The objective of the study was to evaluate the frequency, clinical and echocardiographic correlates of spontaneous echo contrast in the descending aorta in the absence of dissection. Prevalence of spontaneous echo contrast in the descending aorta in the absence of dissection, and its clinical and echocardiographic correlates were investigated in 1199 consecutive patients who underwent transesophageal echocardiography. Spontaneous echo contrast in the descending aorta was detected in 54 (4.5%) patients.

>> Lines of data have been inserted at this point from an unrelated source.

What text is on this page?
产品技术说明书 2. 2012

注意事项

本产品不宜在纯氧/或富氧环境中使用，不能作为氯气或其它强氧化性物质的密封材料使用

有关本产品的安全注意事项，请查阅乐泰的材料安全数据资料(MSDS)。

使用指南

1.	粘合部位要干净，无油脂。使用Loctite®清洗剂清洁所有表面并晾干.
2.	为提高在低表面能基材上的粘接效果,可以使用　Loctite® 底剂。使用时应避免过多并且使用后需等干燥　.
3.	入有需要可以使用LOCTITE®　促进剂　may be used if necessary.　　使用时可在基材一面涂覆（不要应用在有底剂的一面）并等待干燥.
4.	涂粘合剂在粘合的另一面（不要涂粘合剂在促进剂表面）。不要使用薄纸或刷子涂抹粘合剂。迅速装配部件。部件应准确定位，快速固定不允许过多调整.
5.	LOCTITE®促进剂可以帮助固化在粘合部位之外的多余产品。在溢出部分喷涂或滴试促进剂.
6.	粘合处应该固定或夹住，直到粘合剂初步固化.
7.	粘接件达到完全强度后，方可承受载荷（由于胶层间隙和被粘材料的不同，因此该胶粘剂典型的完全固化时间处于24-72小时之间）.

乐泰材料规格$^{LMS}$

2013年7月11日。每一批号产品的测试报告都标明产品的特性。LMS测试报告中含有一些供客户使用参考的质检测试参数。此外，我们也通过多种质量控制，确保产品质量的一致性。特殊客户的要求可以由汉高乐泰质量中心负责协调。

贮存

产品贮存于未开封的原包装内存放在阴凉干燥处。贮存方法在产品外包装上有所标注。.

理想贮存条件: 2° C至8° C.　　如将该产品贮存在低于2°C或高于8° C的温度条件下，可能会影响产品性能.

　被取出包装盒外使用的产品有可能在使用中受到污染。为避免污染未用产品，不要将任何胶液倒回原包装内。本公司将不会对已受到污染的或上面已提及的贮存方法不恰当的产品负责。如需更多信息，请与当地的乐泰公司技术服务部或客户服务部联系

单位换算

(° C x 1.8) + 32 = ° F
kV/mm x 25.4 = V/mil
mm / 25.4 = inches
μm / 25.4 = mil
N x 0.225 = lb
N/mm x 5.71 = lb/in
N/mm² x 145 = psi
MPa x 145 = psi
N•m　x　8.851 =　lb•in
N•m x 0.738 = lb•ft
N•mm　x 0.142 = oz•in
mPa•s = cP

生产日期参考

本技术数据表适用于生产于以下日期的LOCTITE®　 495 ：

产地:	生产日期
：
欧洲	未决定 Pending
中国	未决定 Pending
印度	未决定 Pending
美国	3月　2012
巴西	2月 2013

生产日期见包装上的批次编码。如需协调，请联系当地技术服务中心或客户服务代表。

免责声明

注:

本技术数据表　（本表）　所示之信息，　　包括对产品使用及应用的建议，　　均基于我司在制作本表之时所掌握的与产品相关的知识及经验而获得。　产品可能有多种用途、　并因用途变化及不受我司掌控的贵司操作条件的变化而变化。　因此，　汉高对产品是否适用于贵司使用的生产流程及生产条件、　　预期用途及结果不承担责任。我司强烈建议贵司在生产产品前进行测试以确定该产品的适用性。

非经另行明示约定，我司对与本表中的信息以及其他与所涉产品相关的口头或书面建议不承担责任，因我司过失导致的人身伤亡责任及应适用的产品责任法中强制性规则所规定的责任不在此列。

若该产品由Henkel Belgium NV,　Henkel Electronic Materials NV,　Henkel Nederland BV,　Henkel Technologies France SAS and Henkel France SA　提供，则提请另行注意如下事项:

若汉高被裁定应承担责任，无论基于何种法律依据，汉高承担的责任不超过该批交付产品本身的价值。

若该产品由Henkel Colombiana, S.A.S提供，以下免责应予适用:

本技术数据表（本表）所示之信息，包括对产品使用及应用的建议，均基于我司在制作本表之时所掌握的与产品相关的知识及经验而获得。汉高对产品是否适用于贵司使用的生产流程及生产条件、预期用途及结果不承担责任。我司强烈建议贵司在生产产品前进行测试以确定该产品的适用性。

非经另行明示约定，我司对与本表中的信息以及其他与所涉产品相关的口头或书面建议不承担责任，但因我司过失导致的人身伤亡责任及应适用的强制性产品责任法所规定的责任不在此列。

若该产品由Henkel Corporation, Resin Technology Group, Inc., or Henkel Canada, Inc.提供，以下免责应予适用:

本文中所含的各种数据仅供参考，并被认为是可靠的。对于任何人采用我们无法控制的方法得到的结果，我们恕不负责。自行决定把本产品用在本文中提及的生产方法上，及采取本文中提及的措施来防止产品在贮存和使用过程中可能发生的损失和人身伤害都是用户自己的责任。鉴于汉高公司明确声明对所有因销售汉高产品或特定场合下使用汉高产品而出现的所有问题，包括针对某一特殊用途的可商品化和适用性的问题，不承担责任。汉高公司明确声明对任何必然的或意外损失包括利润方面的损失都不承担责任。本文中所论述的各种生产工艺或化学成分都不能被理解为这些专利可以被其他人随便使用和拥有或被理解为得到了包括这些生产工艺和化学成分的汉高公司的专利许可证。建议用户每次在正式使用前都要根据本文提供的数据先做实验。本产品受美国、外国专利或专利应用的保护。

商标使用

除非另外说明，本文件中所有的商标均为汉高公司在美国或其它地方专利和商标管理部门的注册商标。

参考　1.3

Patients with spontaneous echo contrast in the descending aorta had an older age (60.6±8 vs. 40.6±14.2 years, P=0.0001), an increased prevalence of male gender (66.7 vs. 43.9%, P=0.001), an increased diameter of ascending aorta (4.2±1.0 vs. 3.3±1.1 cm, P=0.0001), an increased diameter of descending aorta (3.1±0.9 vs. 2.1±0.4 cm, P=0.0001), a higher prevalence of aortic wall calcification (9.3 vs. 0.5%, P=0.00001), complex plaque in the descending aorta (13 vs. 0.7%, P=0.0001), left ventricular dysfunction (7.4 vs. 2.1%, P<0.05), a lower incidence of severe aortic regurgitation (0 vs. 3.5%, P<0.05), a lower peak flow velocity in the descending aorta (28±9 vs. 51±21 cm/s, P<0.00001), and a lower maximal shear rate in the descending aorta (51±29 vs. 105±47 s −1, P<0.00001) compared with patients without spontaneous echo contrast in the descending aorta. However, prevalence of atrial fibrillation, mitral valve disease, intracardiac spontaneous echo contrast and/or thrombus and embolic event were not different between patients with and without spontaneous echo contrast in the descending aorta ( P>0.05). Shear rate, diameter of the descending aorta, aortic wall calcification, complex plaque in the descending aorta, absence of severe aortic regurgitation and male gender were independent variables of spontaneous echo contrast in the descending aorta. Spontaneous echo contrast in the descending aorta is a local and flow-dependent phenomenon related to aortic dilation, atherosclerosis, and decreased shear rates in the descending aorta. However, in this study, spontaneous echo contrast in the descending aorta was not found to be associated with embolic events.